近くに立っているギルドマスターのクラフトが声をかけてくる。
「……すごい武器だな……見ているだけで、迫力が伝わってくるというか……なんて武器なんだ?」
「ウォルさんへのプレゼントです。主力のS級冒険者ですから、ふさわしい武器を送りたいと思いまして」
イツキはドラゴンスレイヤーを作っておいた鞘に丁寧な手つきで納める。
それを眺めていたクラフトが視線を壁に向けた。
そこに立てかけてある、魔法使い用の杖に。
「あれもそうかい? ウォルの仲間には腕のいい魔法使いがいたよな?」
「あれは別の用途に使うものですね」
「ふぅん? なんだかすごいものだな……」
「それはそうでしょうね。この剣を作った端材で作成したものなので。なかなかの力を持っていると思いますよ」
イツキはドラゴンスレイヤーと杖をインベントリに収納し、話題を別のものに変えた。
「お約束のものは揃いましたよ」
「ああ、そうだな」
イツキが行ったのは、王国に納品する『最上大業物の装備』だ。
ラハーデン狩りであれば協力を惜しまない――というわけで、イツキは100を超える装備を作成した。
逆に、それはイツキにとって都合も良かった。
なぜなら、彼らはイツキが装備を完成させるのを待つ必要があるからだ。ドラゴンスレイヤー作成の時間を稼ぐことができる。
おかげで、イツキ側の準備は整った。
装備の納品にはイツキもついていった。いつもの担当者が検分していく。終わった後、まるで美食を味わったかのような表情でこう言った。

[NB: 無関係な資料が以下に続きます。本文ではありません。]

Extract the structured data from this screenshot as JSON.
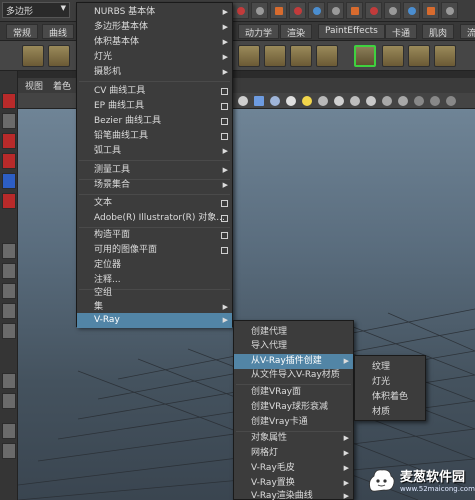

「素晴らしい装備です。本当に素晴らしい……ありがとうございます」
その言葉に、満足げな様子でうなずいたのが軍師フェルスだ。最後の納品なので顔を見せたようだ。
「よい仕事だ。これほどの装備であれば、必ずやラハーデンも討てるであろう。感謝するぞ、イツキ」
「ありがとうございます」
イツキは頭を下げながらも思った。
残念ながら、この装備を持ってしてもラハーデンは倒せない。そもそも倒すためではなく、死なないための装備としてイツキは作った。

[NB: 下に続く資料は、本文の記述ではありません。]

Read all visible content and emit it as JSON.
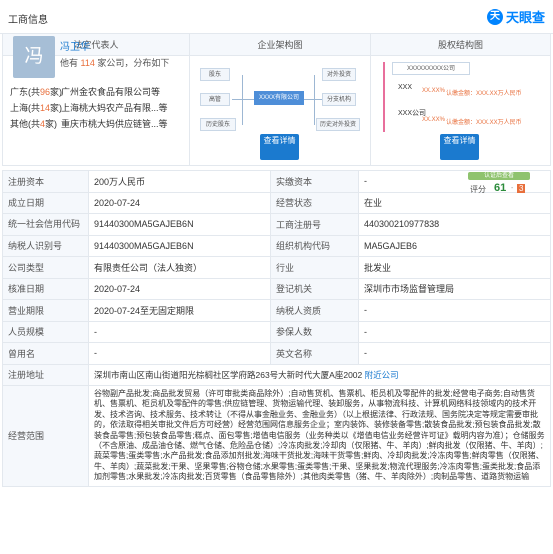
{
  "header": {
    "title": "工商信息",
    "logo_text": "天眼查",
    "logo_mark": "天"
  },
  "sections": {
    "legal_rep": "法定代表人",
    "structure": "企业架构图",
    "equity": "股权结构图"
  },
  "legal": {
    "avatar_char": "冯",
    "name": "冯卫华",
    "sub_pre": "他有",
    "sub_count": "114",
    "sub_post": "家公司，分布如下",
    "regions": [
      {
        "region": "广东",
        "count_pre": "(共",
        "count": "96",
        "count_post": "家)",
        "company": "广州金农食品有限公司等"
      },
      {
        "region": "上海",
        "count_pre": "(共",
        "count": "14",
        "count_post": "家)",
        "company": "上海桃大妈农产品有限...等"
      },
      {
        "region": "其他",
        "count_pre": "(共",
        "count": "4",
        "count_post": "家)",
        "company": "重庆市桃大妈供应链管...等"
      }
    ]
  },
  "structure": {
    "shareholder": "股东",
    "executive": "高管",
    "history": "历史股东",
    "center": "XXXX有限公司",
    "investment": "对外投资",
    "branch": "分支机构",
    "history_invest": "历史对外投资",
    "button": "查看详情"
  },
  "equity": {
    "top": "XXXXXXXXX公司",
    "p1": "XXX",
    "p1_note": "认缴金额：XXX.XX万人民币",
    "p1_ratio": "XX.XX%",
    "p2": "XXX公司",
    "p2_note": "认缴金额：XXX.XX万人民币",
    "p2_ratio": "XX.XX%",
    "button": "查看详情"
  },
  "score": {
    "label": "认证后查看",
    "prefix": "评分",
    "value": "61",
    "suffix": "3"
  },
  "table": {
    "rows": [
      [
        {
          "k": "注册资本",
          "v": "200万人民币"
        },
        {
          "k": "实缴资本",
          "v": "-"
        }
      ],
      [
        {
          "k": "成立日期",
          "v": "2020-07-24"
        },
        {
          "k": "经营状态",
          "v": "在业"
        }
      ],
      [
        {
          "k": "统一社会信用代码",
          "v": "91440300MA5GAJEB6N"
        },
        {
          "k": "工商注册号",
          "v": "440300210977838"
        }
      ],
      [
        {
          "k": "纳税人识别号",
          "v": "91440300MA5GAJEB6N"
        },
        {
          "k": "组织机构代码",
          "v": "MA5GAJEB6"
        }
      ],
      [
        {
          "k": "公司类型",
          "v": "有限责任公司（法人独资）"
        },
        {
          "k": "行业",
          "v": "批发业"
        }
      ],
      [
        {
          "k": "核准日期",
          "v": "2020-07-24"
        },
        {
          "k": "登记机关",
          "v": "深圳市市场监督管理局"
        }
      ],
      [
        {
          "k": "营业期限",
          "v": "2020-07-24至无固定期限"
        },
        {
          "k": "纳税人资质",
          "v": "-"
        }
      ],
      [
        {
          "k": "人员规模",
          "v": "-"
        },
        {
          "k": "参保人数",
          "v": "-"
        }
      ],
      [
        {
          "k": "曾用名",
          "v": "-"
        },
        {
          "k": "英文名称",
          "v": "-"
        }
      ]
    ],
    "address_label": "注册地址",
    "address": "深圳市南山区南山街道阳光棕榈社区学府路263号大新时代大厦A座2002",
    "address_link": "附近公司",
    "scope_label": "经营范围",
    "scope": "谷物副产品批发;商品批发贸易（许可审批类商品除外）;自动售货机、售票机、柜员机及零配件的批发;经营电子商务;自动售货机、售票机、柜员机及零配件的零售;供应链管理、货物运输代理、装卸服务，从事物流科技、计算机网络科技领域内的技术开发、技术咨询、技术服务、技术转让（不得从事金融业务、金融业务）（以上根据法律、行政法规、国务院决定等规定需要审批的，依法取得相关审批文件后方可经营）经营范围网信息服务企业；室内装饰、装修装备零售;散装食品批发;预包装食品批发;散装食品零售;预包装食品零售;糕点、面包零售;增值电信服务（业务种类以《增值电信业务经营许可证》载明内容为准）；仓储服务（不含原油、成品油仓储、燃气仓储、危险品仓储）;冷冻肉批发;冷却肉（仅限猪、牛、羊肉）;鲜肉批发（仅限猪、牛、羊肉）;蔬菜零售;蛋类零售;水产品批发;食品添加剂批发;海味干货批发;海味干货零售;鲜肉、冷却肉批发;冷冻肉零售;鲜肉零售（仅限猪、牛、羊肉）;蔬菜批发;干果、坚果零售;谷物仓储;水果零售;蛋类零售;干果、坚果批发;物流代理服务;冷冻肉零售;蛋类批发;食品添加剂零售;水果批发;冷冻肉批发;百货零售（食品零售除外）;其他肉类零售（猪、牛、羊肉除外）;肉制品零售、道路货物运输"
  }
}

この防御力であれば、ラハーデンの攻撃で一撃死することもないだろう。
「私の約束は果たしました。フェルス様のほうはいかがですか?」
「もちろん、反故にするつもりはない。ついてこい」
部屋の外に出ようとするフェルスのあとを、護衛たちが追従する。それをフェルスは手で制した。
「言っておいたはずだ。待機していろと」
「いえ、ですが……」
「私も魔法使いの端くれだ。心配しなくていい」
そう言った後、フェルスがイツキに目を向けた。
「心配性な部下ですまないな。気を悪くしないでくれ」
「構いません」
イツキはフェルスと二人で部屋を出る。
装備の納品が終わればフェルスと二人だけで話がしたい――最上大業物の装備を作ることに関して、イツキの出した条件がそれだった。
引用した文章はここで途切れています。